Moreover, he was not known to be in the Obasanjo camp of the ruling PDP to merit a seat in his government. He supported Ekwueme in the primaries that Obasanjo won. He, in fact, threatened to resign his appointment as the finance minister during the PDP imbroglio that denied Sunday Awoniyi the chairmanship of the party.  His hands are visible almost in every pie of the Obasanjo government and he was about being touted as indispensable in government by the administration. When he got involved in an auto crash in March 2000, he spent several months in the hospital and many Nigerians expected him to quit government but he refused. Obasanjo himself refused to drop him as a minister. Coming out of the hospital, he directed the affairs of the ministry from the wheel chair.

As the finance minister, he still headed the panel that probed the case of the controversial deal involving Nigeria Airways and Airwings Aerospace Ltd. While still holding the ministerial position, the Mallam was appointed by the President as the national coordinator of his campaign to vie for a second shot at the Aso Rock seat.

The question now is: Are the Ciroma clout and phenomenon still effective in the North to endear Obasanjo to the geo-political zone? Despite its overrunning of many of the southern states, PDP received beatings in no small measure in the North. In fact, Ciroma, his campaign coordinator, lost his ward in Potiskum and was said to have left town at dawn after his prayers on getting the result.

Some younger northern politicians feel that the respected statesman has lost touch with his people. They accuse him of not being conservative enough while in government. During the Sharia law crisis in the country, some conservative elements expected him to draw out a policy or sponsor a law that will establish the Islamic Bank. He did not. In fact, some thought he stuck to Obasanjo because he has noticed a loss of relevance in the new conservative fold.
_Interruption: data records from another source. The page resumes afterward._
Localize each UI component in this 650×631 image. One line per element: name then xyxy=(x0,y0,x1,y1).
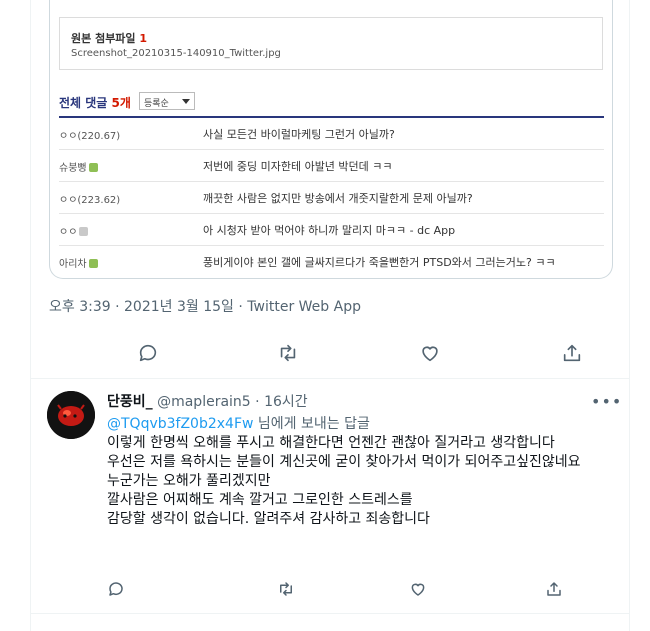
comment-text: 아 시청자 받아 먹어야 하니까 말리지 마ㅋㅋ - dc App xyxy=(203,224,456,237)
gallery-badge-icon xyxy=(88,163,98,172)
tweet-time[interactable]: 오후 3:39 xyxy=(49,299,111,315)
tweet-source: Twitter Web App xyxy=(247,299,361,315)
tweet-date[interactable]: 2021년 3월 15일 xyxy=(124,299,234,315)
like-button[interactable] xyxy=(419,342,443,366)
reply-button[interactable] xyxy=(137,342,161,366)
attachment-filename: Screenshot_20210315-140910_Twitter.jpg xyxy=(71,48,281,59)
reply-share-button[interactable] xyxy=(545,580,573,598)
section-divider xyxy=(31,613,629,614)
avatar-image xyxy=(47,391,95,439)
comment-nick: 아리차 xyxy=(59,255,98,270)
retweet-button[interactable] xyxy=(277,342,301,366)
comment-text: 저번에 중딩 미자한테 아발년 박던데 ㅋㅋ xyxy=(203,160,393,173)
comment-row: ㅇㅇ(223.62) 깨끗한 사람은 없지만 방송에서 개줏지랄한게 문제 아닐… xyxy=(59,182,604,214)
reply-text: 이렇게 한명씩 오해를 푸시고 해결한다면 언젠간 괜찮아 질거라고 생각합니다… xyxy=(107,435,581,527)
comment-row: 슈붕뻥 저번에 중딩 미자한테 아발년 박던데 ㅋㅋ xyxy=(59,150,604,182)
tweet-actions xyxy=(49,342,613,366)
comment-text: 깨끗한 사람은 없지만 방송에서 개줏지랄한게 문제 아닐까? xyxy=(203,192,473,205)
avatar[interactable] xyxy=(47,391,95,439)
reply-retweet-button[interactable] xyxy=(277,580,305,598)
retweet-icon xyxy=(280,582,292,596)
chevron-down-icon xyxy=(182,99,190,104)
tweet-timestamp: 오후 3:39 · 2021년 3월 15일 · Twitter Web App xyxy=(49,299,361,315)
reply-icon xyxy=(109,582,123,596)
timeline-column: 원본 첨부파일 1 Screenshot_20210315-140910_Twi… xyxy=(30,0,630,631)
comment-row: ㅇㅇ(220.67) 사실 모든건 바이럴마케팅 그런거 아닐까? xyxy=(59,118,604,150)
reply-actions xyxy=(107,580,607,602)
comment-nick: ㅇㅇ xyxy=(59,223,89,238)
reply-header: 단풍비_ @maplerain5 · 16시간 xyxy=(107,394,308,410)
share-icon xyxy=(547,582,561,596)
heart-icon xyxy=(411,583,425,596)
comments-count: 5개 xyxy=(111,96,131,110)
comment-nick: 슈붕뻥 xyxy=(59,159,98,174)
comment-text: 풍비게이야 본인 갤에 글싸지르다가 죽을뻔한거 PTSD와서 그러는거노? ㅋ… xyxy=(203,256,556,269)
attachment-title: 원본 첨부파일 1 xyxy=(71,32,148,45)
retweet-icon xyxy=(280,344,296,362)
share-icon xyxy=(563,344,581,362)
comments-title: 전체 댓글 5개 xyxy=(59,96,131,110)
comment-nick: ㅇㅇ(223.62) xyxy=(59,195,121,206)
attachment-count: 1 xyxy=(139,32,148,45)
heart-icon xyxy=(422,346,438,362)
sort-select: 등록순 xyxy=(139,92,195,110)
comment-row: 아리차 풍비게이야 본인 갤에 글싸지르다가 죽을뻔한거 PTSD와서 그러는거… xyxy=(59,246,604,278)
fixed-nick-badge-icon xyxy=(79,227,89,236)
reply-display-name[interactable]: 단풍비_ xyxy=(107,394,153,410)
comment-nick: ㅇㅇ(220.67) xyxy=(59,131,121,142)
section-divider xyxy=(31,378,629,379)
embedded-screenshot[interactable]: 원본 첨부파일 1 Screenshot_20210315-140910_Twi… xyxy=(49,0,613,279)
reply-icon xyxy=(139,344,157,362)
share-button[interactable] xyxy=(561,342,585,366)
mention-link[interactable]: @TQqvb3fZ0b2x4Fw xyxy=(107,416,253,432)
reply-handle[interactable]: @maplerain5 xyxy=(157,394,251,410)
reply-like-button[interactable] xyxy=(409,580,437,598)
replying-to: @TQqvb3fZ0b2x4Fw 님에게 보내는 답글 xyxy=(107,416,370,432)
comment-row: ㅇㅇ 아 시청자 받아 먹어야 하니까 말리지 마ㅋㅋ - dc App xyxy=(59,214,604,246)
gallery-badge-icon xyxy=(88,259,98,268)
reply-time[interactable]: 16시간 xyxy=(264,394,308,410)
more-options-icon[interactable]: ••• xyxy=(591,392,622,411)
reply-reply-button[interactable] xyxy=(107,580,135,598)
attachment-box: 원본 첨부파일 1 Screenshot_20210315-140910_Twi… xyxy=(59,17,603,70)
comment-text: 사실 모든건 바이럴마케팅 그런거 아닐까? xyxy=(203,128,395,141)
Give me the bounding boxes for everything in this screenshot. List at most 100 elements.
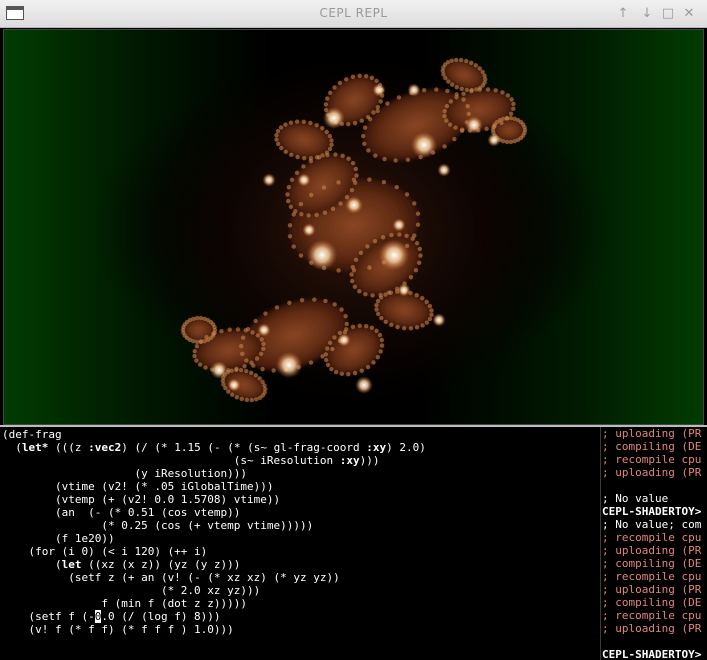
fractal-lobe bbox=[415, 222, 421, 227]
fractal-lobe bbox=[344, 327, 349, 332]
code-line[interactable]: (def-frag bbox=[2, 428, 600, 441]
fractal-lobe bbox=[508, 115, 514, 121]
code-line[interactable]: (vtemp (+ (v2! 0.0 1.5708) vtime)) bbox=[2, 493, 600, 506]
fractal-lobe bbox=[461, 91, 466, 96]
maximize-button[interactable]: □ bbox=[659, 5, 677, 23]
code-line[interactable]: (for (i 0) (< i 120) (++ i) bbox=[2, 545, 600, 558]
code-editor[interactable]: (def-frag (let* (((z :vec2) (/ (* 1.15 (… bbox=[0, 427, 600, 660]
fractal-lobe bbox=[464, 58, 469, 64]
fractal-lobe bbox=[369, 325, 375, 331]
fractal-lobe bbox=[308, 120, 313, 126]
fractal-lobe bbox=[380, 235, 386, 240]
fractal-lobe bbox=[469, 60, 474, 66]
fractal-lobe bbox=[352, 180, 358, 186]
fractal-lobe bbox=[362, 125, 368, 130]
fractal-lobe bbox=[229, 368, 234, 373]
fractal-lobe bbox=[333, 152, 338, 157]
code-line[interactable]: (f 1e20)) bbox=[2, 532, 600, 545]
fractal-lobe bbox=[413, 267, 419, 273]
repl-output[interactable]: ; uploading (PR; compiling (DE; recompil… bbox=[602, 427, 707, 660]
code-line[interactable]: (* 0.25 (cos (+ vtemp vtime))))) bbox=[2, 519, 600, 532]
fractal-lobe bbox=[325, 362, 331, 368]
fractal-lobe bbox=[371, 110, 376, 115]
code-keyword: let* bbox=[21, 441, 49, 454]
fractal-lobe bbox=[299, 298, 305, 303]
fractal-lobe bbox=[329, 142, 334, 148]
code-line[interactable]: (setf f (-0.0 (/ (log f) 8))) bbox=[2, 610, 600, 623]
fractal-lobe bbox=[469, 87, 475, 93]
fractal-lobe bbox=[449, 82, 455, 87]
close-button[interactable]: ✕ bbox=[680, 5, 698, 23]
code-line[interactable]: (let* (((z :vec2) (/ (* 1.15 (- (* (s~ g… bbox=[2, 441, 600, 454]
code-line[interactable]: (let ((xz (x z)) (yz (y z))) bbox=[2, 558, 600, 571]
fractal-lobe bbox=[283, 122, 288, 127]
fractal-lobe bbox=[314, 212, 319, 218]
fractal-lobe bbox=[414, 325, 420, 330]
fractal-lobe bbox=[320, 153, 325, 158]
code-token: (an (- (* 0.51 (cos vtemp)) bbox=[2, 506, 241, 519]
code-line[interactable]: (y iResolution))) bbox=[2, 467, 600, 480]
fractal-lobe bbox=[253, 318, 258, 324]
code-token: (vtemp (+ (v2! 0.0 1.5708) vtime)) bbox=[2, 493, 281, 506]
fractal-lobe bbox=[377, 332, 383, 338]
fractal-lobe bbox=[397, 232, 402, 237]
fractal-lobe bbox=[408, 274, 414, 280]
fractal-lobe bbox=[442, 113, 447, 119]
fractal-lobe bbox=[509, 97, 514, 102]
move-up-icon[interactable]: ↑ bbox=[614, 5, 632, 23]
vertical-split-divider[interactable] bbox=[600, 427, 601, 660]
fractal-lobe bbox=[192, 353, 197, 359]
fractal-lobe bbox=[424, 320, 430, 325]
fractal-lobe bbox=[244, 368, 249, 374]
fractal-lobe bbox=[466, 111, 472, 117]
code-token: (* 2.0 xz yz))) bbox=[2, 584, 261, 597]
window-title: CEPL REPL bbox=[319, 6, 388, 20]
code-text[interactable]: (def-frag (let* (((z :vec2) (/ (* 1.15 (… bbox=[0, 427, 600, 636]
fractal-lobe bbox=[346, 156, 351, 161]
fractal-lobe bbox=[511, 101, 516, 107]
fractal-lobe bbox=[244, 358, 249, 363]
fractal-lobe bbox=[445, 60, 451, 65]
code-token: ( bbox=[2, 558, 62, 571]
fractal-lobe bbox=[288, 204, 294, 209]
code-line[interactable]: (s~ iResolution :xy))) bbox=[2, 454, 600, 467]
fractal-lobe bbox=[330, 346, 335, 352]
fractal-lobe bbox=[388, 290, 394, 295]
fractal-lobe bbox=[295, 154, 300, 160]
fractal-lobe bbox=[233, 367, 239, 373]
code-token: (s~ iResolution bbox=[2, 454, 340, 467]
fractal-highlight bbox=[407, 83, 421, 97]
fractal-lobe bbox=[260, 366, 265, 372]
fractal-lobe bbox=[493, 88, 498, 93]
fractal-lobe bbox=[444, 104, 450, 109]
code-line[interactable]: f (min f (dot z z))))) bbox=[2, 597, 600, 610]
fractal-lobe bbox=[249, 360, 254, 365]
fractal-lobe bbox=[465, 103, 470, 109]
code-line[interactable]: (vtime (v2! (* .05 iGlobalTime))) bbox=[2, 480, 600, 493]
fractal-lobe bbox=[320, 125, 325, 131]
code-keyword: :xy bbox=[339, 454, 360, 467]
fractal-lobe bbox=[337, 80, 343, 86]
repl-prompt: CEPL-SHADERTOY> bbox=[602, 648, 702, 660]
code-token: ) 2.0) bbox=[386, 441, 426, 454]
fractal-lobe bbox=[383, 319, 388, 325]
code-line[interactable]: (* 2.0 xz yz))) bbox=[2, 584, 600, 597]
code-line[interactable]: (an (- (* 0.51 (cos vtemp)) bbox=[2, 506, 600, 519]
fractal-lobe bbox=[362, 141, 367, 147]
render-viewport[interactable] bbox=[3, 29, 704, 425]
code-line[interactable]: (setf z (+ an (v! (- (* xz xz) (* yz yz)… bbox=[2, 571, 600, 584]
fractal-lobe bbox=[202, 339, 207, 344]
fractal-lobe bbox=[346, 122, 351, 127]
fractal-lobe bbox=[357, 289, 362, 294]
code-line[interactable]: (v! f (* f f) (* f f f ) 1.0))) bbox=[2, 623, 600, 636]
fractal-lobe bbox=[459, 86, 464, 92]
fractal-lobe bbox=[350, 264, 356, 270]
fractal-lobe bbox=[359, 368, 364, 373]
fractal-highlight bbox=[345, 196, 363, 214]
move-down-icon[interactable]: ↓ bbox=[638, 5, 656, 23]
code-token: (y iResolution))) bbox=[2, 467, 248, 480]
fractal-lobe bbox=[434, 87, 439, 92]
fractal-lobe bbox=[306, 213, 311, 218]
repl-line: ; recompile cpu bbox=[602, 609, 702, 622]
fractal-lobe bbox=[338, 201, 343, 206]
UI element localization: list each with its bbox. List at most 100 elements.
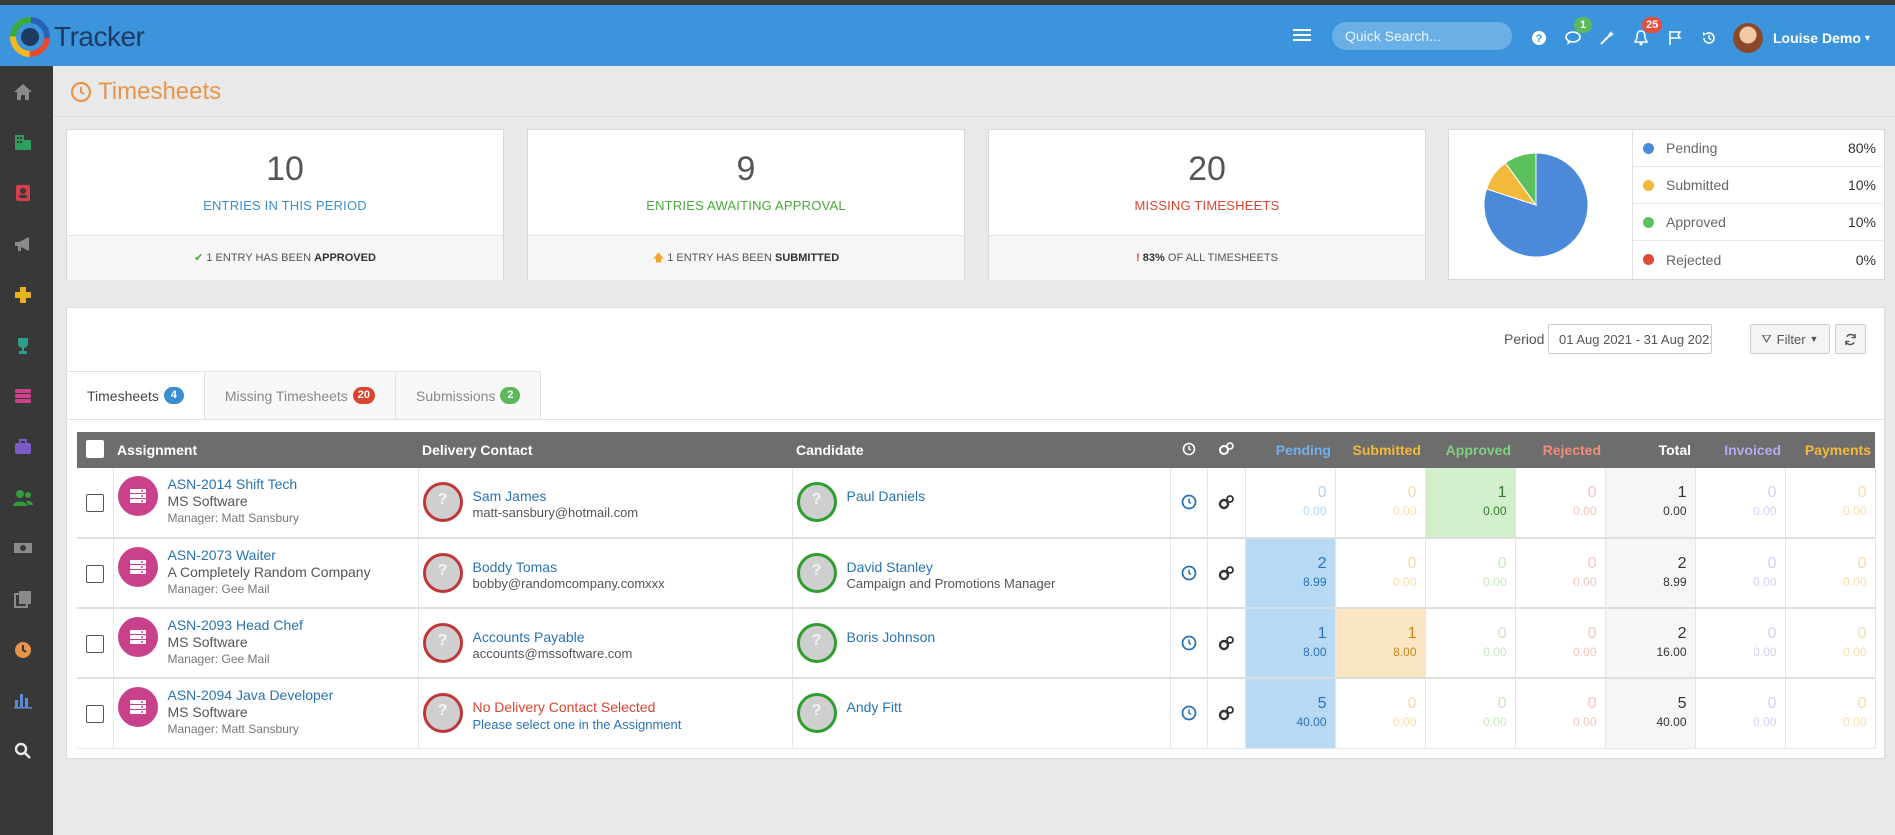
payments-cell[interactable]: 0 0.00 bbox=[1785, 608, 1876, 679]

A veteran of several administrations, Adamu Ciroma has a pedigree to which he is still loyal, which transcends partisanship. He believes in multi-party democracy as against a one-party state. He stands for probity and integrity.

“We need discipline and honesty and ethical regeneration to succeed. Above all, we need leadership by example,” he said in that 1996 lecture.

Observers however believe that a back seat position at a time like this will crown the credentials of an elder statesman like him.